Creators: Sadovskii, D.; Van Hecke, C.; Zhilinskii, B.
Issue Date: 1997
Abstract: The classical rotational energy surface for any rigid spherical top molecule is an ideal spherical surface; the energy of rotation is independent on the orientation of the angular momentum in the body-fixed frame. For a nonrigid molecule even a small rotational excitation leads to deformation of the rotational energy surface. This surface takes generically the form of (one of) the simplest Morse type function(s) on the sphere. The number of minima and maxima of this function minimize the Morse inequalities which take into account the topology of the sphere and the symmetry.
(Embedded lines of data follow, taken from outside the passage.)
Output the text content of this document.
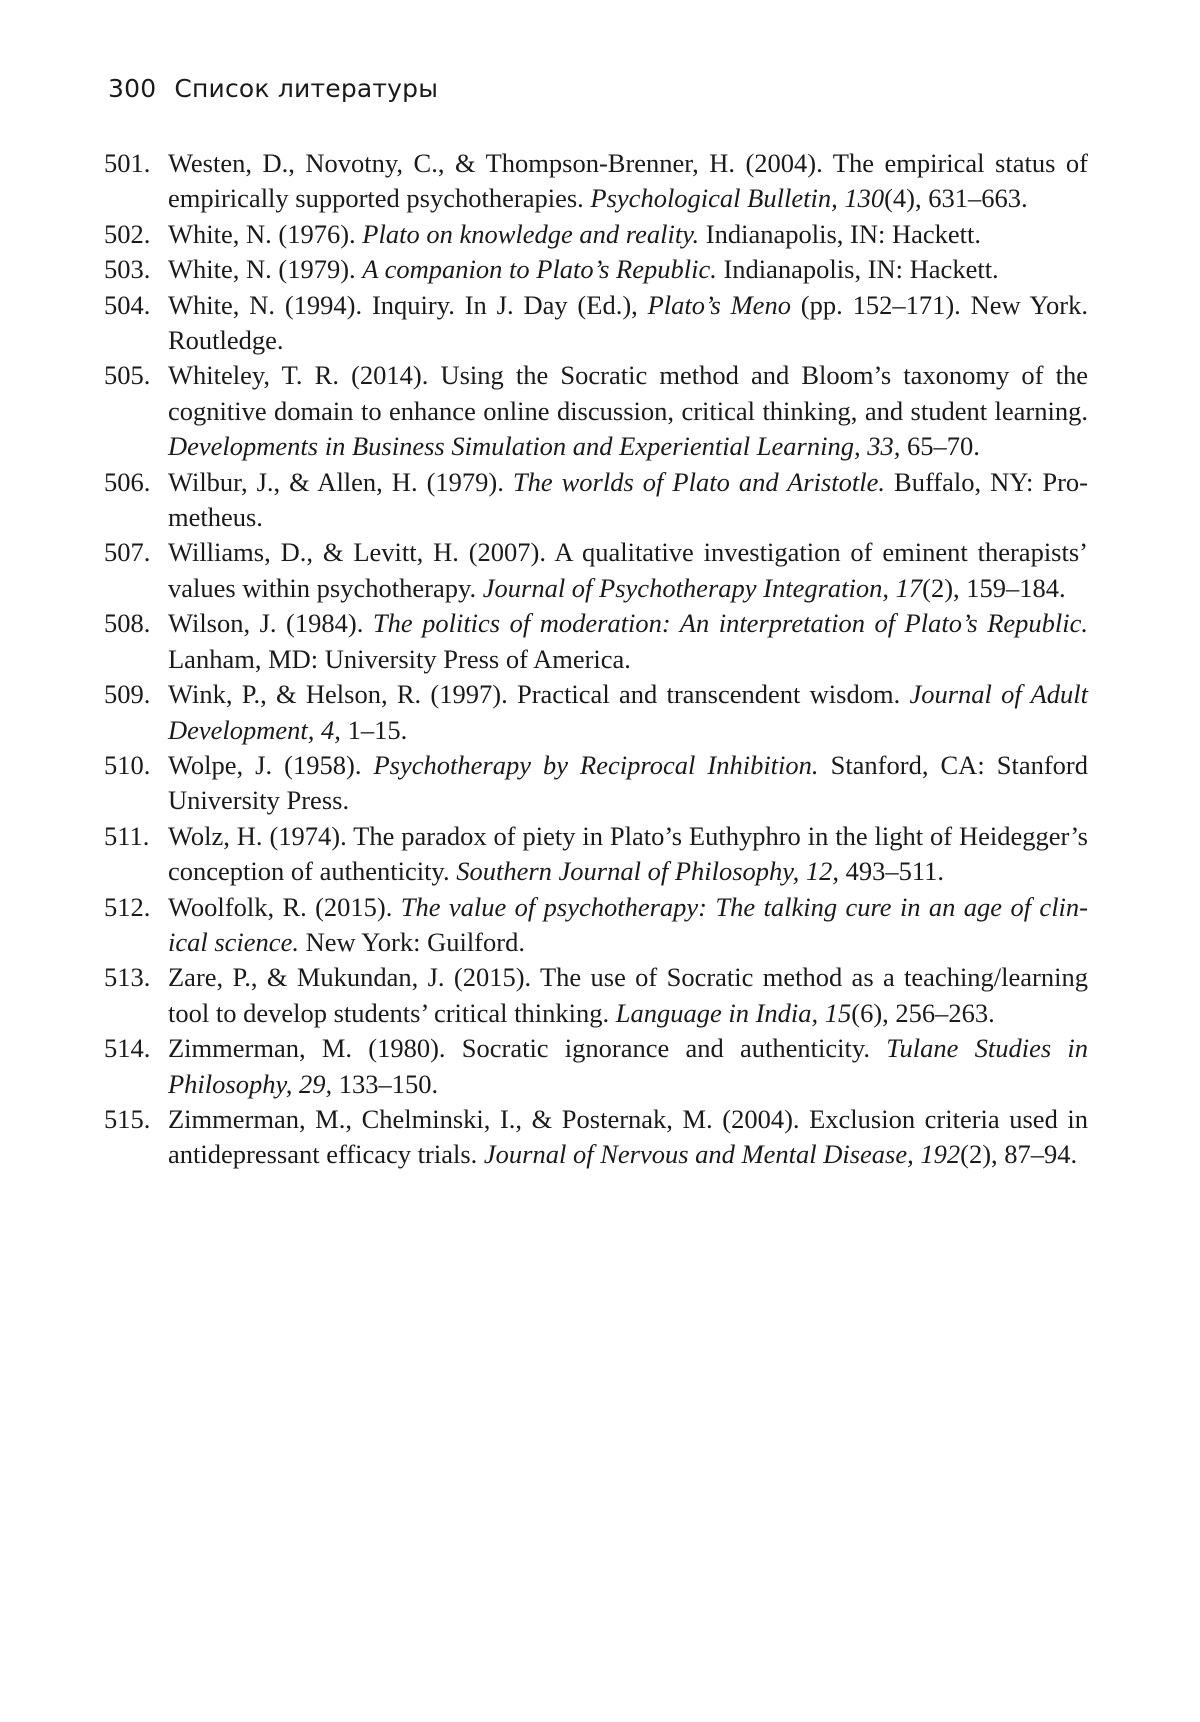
300 Список литературы
501. Westen, D., Novotny, C., & Thompson-Brenner, H. (2004). The empirical status of empirically supported psychotherapies. Psychological Bulletin, 130(4), 631–663.
502. White, N. (1976). Plato on knowledge and reality. Indianapolis, IN: Hackett.
503. White, N. (1979). A companion to Plato’s Republic. Indianapolis, IN: Hackett.
504. White, N. (1994). Inquiry. In J. Day (Ed.), Plato’s Meno (pp. 152–171). New York. Routledge.
505. Whiteley, T. R. (2014). Using the Socratic method and Bloom’s taxonomy of the cognitive domain to enhance online discussion, critical thinking, and student learning. Developments in Business Simulation and Experiential Learning, 33, 65–70.
506. Wilbur, J., & Allen, H. (1979). The worlds of Plato and Aristotle. Buffalo, NY: Prometheus.
507. Williams, D., & Levitt, H. (2007). A qualitative investigation of eminent therapists’ values within psychotherapy. Journal of Psychotherapy Integration, 17(2), 159–184.
508. Wilson, J. (1984). The politics of moderation: An interpretation of Plato’s Republic. Lanham, MD: University Press of America.
509. Wink, P., & Helson, R. (1997). Practical and transcendent wisdom. Journal of Adult Development, 4, 1–15.
510. Wolpe, J. (1958). Psychotherapy by Reciprocal Inhibition. Stanford, CA: Stanford University Press.
511. Wolz, H. (1974). The paradox of piety in Plato’s Euthyphro in the light of Heidegger’s conception of authenticity. Southern Journal of Philosophy, 12, 493–511.
512. Woolfolk, R. (2015). The value of psychotherapy: The talking cure in an age of clinical science. New York: Guilford.
513. Zare, P., & Mukundan, J. (2015). The use of Socratic method as a teaching/learning tool to develop students’ critical thinking. Language in India, 15(6), 256–263.
514. Zimmerman, M. (1980). Socratic ignorance and authenticity. Tulane Studies in Philosophy, 29, 133–150.
515. Zimmerman, M., Chelminski, I., & Posternak, M. (2004). Exclusion criteria used in antidepressant efficacy trials. Journal of Nervous and Mental Disease, 192(2), 87–94.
Additional accidental relations between harmonic frequencies can result (in the limit of small deformation) in the rotational energy surface with higher number of stationary points (non-simplest Morse type functions). Classical analysis of the centrifugal distortion effects is used to relate the form of the rotational energy surface with the vibrational frequencies in the harmonic approximation. Spherical tops with the $T_{d}$ point symmetry group are studied in detail. There are two simplest Morse type functions in this case: one has maxima at $C_{3v}$ symmetric positions and the other has minima at these positions. Special relation between harmonic force constants which splits molecules into two classes with ``normal” and ``inverted” rotational energy surface gives at the same time the conditions for the molecule to be exceptionally spherical. The ``unusual” rotational energy pattern for such exceptionally spherical molecule is discussed.